“CALL ME… SNAKE”
July 1, 2016

We are super excited to present an extremely snakey double feature! Why choose between the east and west coast when you can have the best of both worlds at the Roxie Theater?

Join us for these two great movies as well as lots of discussion, prizes, and more. Don’t forget to get there early for the super special 35mm trailers we’ve hand picked for this super special event!

Escape From New York
7:15 pm

Released in 1981, Rated R, 99 minutes long

Directed by John Carpenter
Written by John Carpenter
Containing Kurt Russell, Lee Van Cleef, Ernest Borgnine, Donald Pleasence

Watch the trailer

Quite simply, one of the best revisionist Westerns i.e. Science Fiction films of the 1980s.
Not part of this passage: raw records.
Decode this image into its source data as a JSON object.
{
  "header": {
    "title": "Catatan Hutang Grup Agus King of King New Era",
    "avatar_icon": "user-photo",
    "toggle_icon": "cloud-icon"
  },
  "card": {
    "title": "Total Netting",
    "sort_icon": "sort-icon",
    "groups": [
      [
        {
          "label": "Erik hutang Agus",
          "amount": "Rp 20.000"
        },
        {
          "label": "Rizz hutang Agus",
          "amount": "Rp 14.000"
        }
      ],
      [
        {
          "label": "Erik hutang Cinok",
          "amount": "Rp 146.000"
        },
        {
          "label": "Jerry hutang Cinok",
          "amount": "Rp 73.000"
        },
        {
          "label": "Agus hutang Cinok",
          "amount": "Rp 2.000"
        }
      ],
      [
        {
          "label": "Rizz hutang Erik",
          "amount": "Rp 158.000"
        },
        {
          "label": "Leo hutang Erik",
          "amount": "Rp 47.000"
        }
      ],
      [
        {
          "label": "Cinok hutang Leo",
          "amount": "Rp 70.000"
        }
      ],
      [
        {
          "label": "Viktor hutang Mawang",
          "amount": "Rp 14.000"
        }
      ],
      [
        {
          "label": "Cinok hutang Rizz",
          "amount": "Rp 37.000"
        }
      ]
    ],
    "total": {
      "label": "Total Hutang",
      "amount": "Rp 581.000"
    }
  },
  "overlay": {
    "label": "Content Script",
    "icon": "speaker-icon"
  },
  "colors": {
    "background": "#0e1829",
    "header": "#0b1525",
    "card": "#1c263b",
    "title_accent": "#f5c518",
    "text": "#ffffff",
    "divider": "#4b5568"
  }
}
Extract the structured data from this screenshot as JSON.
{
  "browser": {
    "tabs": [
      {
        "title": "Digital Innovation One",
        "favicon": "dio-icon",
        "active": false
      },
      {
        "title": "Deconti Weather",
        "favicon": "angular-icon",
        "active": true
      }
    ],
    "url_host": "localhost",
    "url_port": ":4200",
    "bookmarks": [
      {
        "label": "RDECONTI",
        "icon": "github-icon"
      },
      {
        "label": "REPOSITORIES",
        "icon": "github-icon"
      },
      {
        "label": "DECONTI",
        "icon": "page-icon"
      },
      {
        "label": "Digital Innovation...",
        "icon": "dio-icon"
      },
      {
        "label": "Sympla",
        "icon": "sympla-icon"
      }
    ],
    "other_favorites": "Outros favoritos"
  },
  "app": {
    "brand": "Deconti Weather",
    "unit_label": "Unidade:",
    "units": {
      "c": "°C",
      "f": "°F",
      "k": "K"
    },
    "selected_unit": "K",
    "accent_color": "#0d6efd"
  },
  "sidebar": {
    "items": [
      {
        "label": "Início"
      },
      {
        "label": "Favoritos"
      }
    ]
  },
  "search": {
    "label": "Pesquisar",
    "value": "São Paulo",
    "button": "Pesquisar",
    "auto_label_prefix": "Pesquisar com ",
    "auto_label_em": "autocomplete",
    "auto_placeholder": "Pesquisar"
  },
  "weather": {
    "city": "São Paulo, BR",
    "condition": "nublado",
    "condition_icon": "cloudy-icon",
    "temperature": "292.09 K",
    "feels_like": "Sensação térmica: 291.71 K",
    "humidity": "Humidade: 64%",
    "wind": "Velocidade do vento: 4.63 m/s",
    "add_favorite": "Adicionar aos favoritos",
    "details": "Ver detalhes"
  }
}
The year is 1997 A.D., Kurt Russell plays the cold-blooded, criminal Snake Pliskin who has 24 hours to enter the lawless, bloodthirsty prison island known as “Manhattan”, battle thousands of crazed maniacs (led by a pimped out gang leader Isaac Hayes) and hopefully rescue the nation’s president (Donald Pleasence.) Pertinent politics, decade defining character actors and a soundtrack that changed the world of music. Celebrate the 35th Anniversay widescreen DCP screening, preceded by trailers of some of your favorite post-apocalyptic films!

Escape from L.A.
9:15 pm

Released in 1996, Rated R, 101 minutes long

Directed by John Carpenter
Written by John Carpenter, Debra Hill, Kurt Russell
Containing Kurt Russell, Steve Buscemi, Peter Fonda, Pam Grier

Watch the trailer

Come celebrate the 20th Anniversary (and the first Bay Area theatrical screening since its release) of the pitch-perfect sequel to America’s last hope, Snake Plisskin. After a Y2K earthquake has reduced Los Angeles to an isolated island, political satire runs rampant in Carpenter’s rollicking send up on the West Coast’s most surgically challenged city. Capturing the look and feel of the 1990s with such character actors as Steve Buscemi & Bruce Campbell as well Russell fitting flawlessly into his leather jacket, this is a sequel that has only gained even more relevance over the past two decades but as Carpenter said upon its release “is ten times better than the original.” Come on out to make up your own opinion. Widescreen 35mm Print courtesy of Paramount Studios.